La mossa di Draghi difende l’Europa
Francesca Sforza
Un po’ come fece quando usò la distinzione tra debito buono e debito cattivo, il presidente del Consiglio Mario Draghi stavolta ha fatto presente che c’è un’Europa buona e un’Europa cattiva. O meglio, un’Europa che funziona e una che funziona male. Il che non significa essere antieuropei, al contrario: ribadire ciò che non funziona in Europa significa innanzitutto crederci. Non sorprende, infatti, che sia proprio un antieuropeista vero come Boris Johnson a reagire per primo alla presa di posizione ispirata da Draghi all’Unione europea per bloccare l’esportazione di 250 mila dosi di vaccino verso l’Australia.
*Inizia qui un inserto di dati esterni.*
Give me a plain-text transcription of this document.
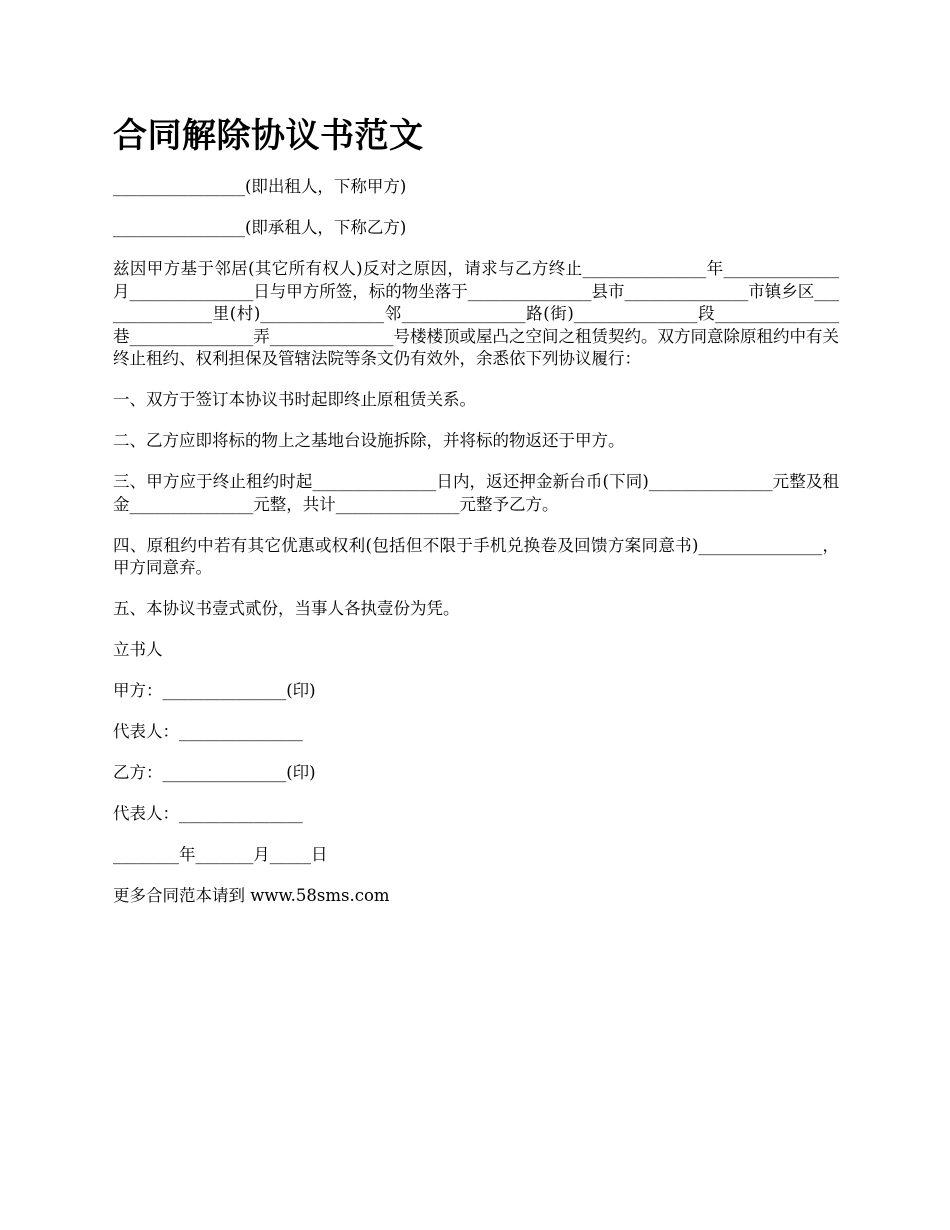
合同解除协议书范文

________________(即出租人，下称甲方)

________________(即承租人，下称乙方)

兹因甲方基于邻居(其它所有权人)反对之原因，请求与乙方终止_______________年______________月_______________日与甲方所签，标的物坐落于_______________县市_______________市镇乡区_______________里(村)_______________邻_______________路(街)_______________段_______________巷_______________弄_______________号楼楼顶或屋凸之空间之租赁契约。双方同意除原租约中有关终止租约、权利担保及管辖法院等条文仍有效外，余悉依下列协议履行：

一、双方于签订本协议书时起即终止原租赁关系。

二、乙方应即将标的物上之基地台设施拆除，并将标的物返还于甲方。

三、甲方应于终止租约时起_______________日内，返还押金新台币(下同)_______________元整及租金_______________元整，共计_______________元整予乙方。

四、原租约中若有其它优惠或权利(包括但不限于手机兑换卷及回馈方案同意书)_______________，甲方同意弃。

五、本协议书壹式贰份，当事人各执壹份为凭。

立书人

甲方：_______________(印)

代表人：_______________

乙方：_______________(印)

代表人：_______________

________年_______月_____日

更多合同范本请到 www.58sms.com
Per il premier britannico in questo modo si mette a repentaglio lo sforzo globale contro il Covid e si interrompe quella catena di comune e reciproco interesse nel contrasto alla pandemia che fa capo al principio secondo cui “nessuno può sentirsi al sicuro finché tutti non saranno al sicuro”.
La lezione di Draghi, tuttavia, aggiunge a questo sacrosanto principio l’aspetto relativo agli interessi in gioco: non si tratta di dire “vacciniamo prima i cittadini europei degli australiani”, ma di ricordare che chi prende impegni con l’Unione europea – in questo caso garantendo un quantitativo di vaccini che invece poi non è stato consegnato – li deve assolvere. Le aziende produttrici di vaccini, in questo caso, hanno la responsabilità di tenere fede ai contratti stipulati, e l’Europa non può transigere su questo rispetto, pena una caduta di credibilità sia di fronte ai propri cittadini, sia in quanto istituzione sovranazionale. Perché inutile farsi illusioni, il fatto che l’Unione europea sia un’entità politica che raccoglie più nazioni – e che abbia spesso delle procedure farraginose, anche a causa del concorrere di più voci al suo interno – dà agio a una serie di disfunzioni. Una è quella “in entrata”, nel momento in cui si tratta con soggetti terzi come le aziende produttrici di vaccini: come Draghi ha fatto osservare a von der Leyen si sono registrate debolezze, mancata chiarezza, assenza di polso in fase contrattuale; l’altra è quella “in uscita”, quando i soggetti in questione pensano che proprio a causa di un certo sfilacciamento interno sia possibile non rispettare gli impegni, o rispettarli a metà, o fare finta che tutto vada bene anche se non è così. Tanto si sa com’è l’Europa.